I wonder what would happen if you just continuously upgraded an installation all the way from NT 4, if at any point it would fail because of that. It would be very surprising if C:\Windows is not hardcoded anywhere.
Even Windows 9X can be installed into any path you wanted… except it would still insist on creating “Program Files” folder. In an attempt to stuff it into one folder I have installed it into “C:\Program Files\Windows”. This worked, for a time, but then DirectX arrived… and started demanding that it should be copied from “C:\Program Files\Windows” to “C:\PROGRA~1\Windows”…
I’m pretty sure there are lots of hidden assumption like these in the Windows, these days.
malxau,
Software that performs path expansion correctly should work fine, but I can imagine a lot of software hard coding paths upon install such that reinstalling would be needed.
I assumed cmd was “dumb” enough to pass paths to the OS without trying to interpret them, but I have to test it….hold please…
Ok, so cmd apparently does try to parse the path and displays an error using the volume id when passing paths to cmd itself. However passing the volume IDs as arguments to other commands DOES work even from the command prompt. This is because cmd doesn’t interpret the command line arguments, but I’m sure you know that.
Edit: wordpress is bugging out with backslash characters. I’m just going to leave the wordpress mistakes as is, but just be aware of it.
Interestingly, while explorer’s input sanitation does not accept the volume ids, if you launch explorer using the start command or run dialog box, then apparently this bypasses the check because explorer let you browse and navigating \\?\volume even though you can’t input these paths using the UI!!! You can look at file properties and confirm that explorer is happy enough to work with such paths internally as long as the path sanitation does not get called. Explorer does check the path before running commands though.
Perhaps Windows could work with them but why? They are very convenient to use.
Back in the 1990s I think I found that you could have 104 different drive “letters”. I don’t remember how I came up with all of them but I found that I had reasons for needing more than 52 and found ways to have even more, a LOT more. But I’m 65 with lots of memories that are disappearing from my mind quicker than they should be. I don’t have dementia but doctors agree that something else IS going on and that it isn’t just my imagination and it isn’t that I just losing my memories at the same average speed of everyone else my age.
I used to be very literate in about a dozen different programming languages but now I struggle to do much of anyone with one.

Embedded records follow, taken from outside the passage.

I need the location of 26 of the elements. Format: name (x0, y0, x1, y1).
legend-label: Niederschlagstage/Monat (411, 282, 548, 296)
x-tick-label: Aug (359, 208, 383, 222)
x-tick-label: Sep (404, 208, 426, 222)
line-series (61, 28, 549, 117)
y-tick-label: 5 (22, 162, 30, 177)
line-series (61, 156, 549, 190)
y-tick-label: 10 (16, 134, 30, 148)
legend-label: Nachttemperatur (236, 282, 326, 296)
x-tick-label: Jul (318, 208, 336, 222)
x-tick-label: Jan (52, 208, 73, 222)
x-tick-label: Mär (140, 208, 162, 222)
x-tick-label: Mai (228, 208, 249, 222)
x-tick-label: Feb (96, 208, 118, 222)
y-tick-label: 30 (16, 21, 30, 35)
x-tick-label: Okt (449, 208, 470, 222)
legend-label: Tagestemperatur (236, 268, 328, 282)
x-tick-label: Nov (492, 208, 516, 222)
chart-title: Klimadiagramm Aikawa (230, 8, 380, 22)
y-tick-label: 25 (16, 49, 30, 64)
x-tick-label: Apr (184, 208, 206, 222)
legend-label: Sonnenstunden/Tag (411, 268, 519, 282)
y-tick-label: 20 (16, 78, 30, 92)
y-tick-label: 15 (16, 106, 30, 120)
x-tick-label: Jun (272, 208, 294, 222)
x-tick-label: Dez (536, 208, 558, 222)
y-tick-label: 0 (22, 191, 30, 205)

It’s _extremely_ frustrating when you KNOW that you KNOW things and you just can’t pull them from what feels like is close at hand.
Sabon,
You’re my dad’s age. For my generation, the US SS doesn’t even consider you to have reached full retirement age until 67 and incentive waiting until 70.
https://www.cbsnews.com/news/social-security-full-retirement-age-2025-what-to-know/
On top of that, the current system is projected to fall short of defined benefit levels, meaning even more cuts may be in the cards. Older generations not only retired years sooner, but often retired with a corporate retirement plan on top of SS (look up the concept of the “three legged stool”). These days, despite productivity and GDP being higher, corporations are keeping much larger portions for themselves. Not only do they pay fewer benefits, but we’ve been subsidizing their taxes too. Many people vote like lemmings and don’t seem to realize what’s going on. We’re slowly but surely drifting into a long term social disaster and although plenty of people are aware this is happening, those running the show are plagued by malice and ignorance.
I wonder what your input is on that? Would you be up for working a few more years are you glad you were able to get out when you did?
Yeah, that’s going to happen to every one of us as we age.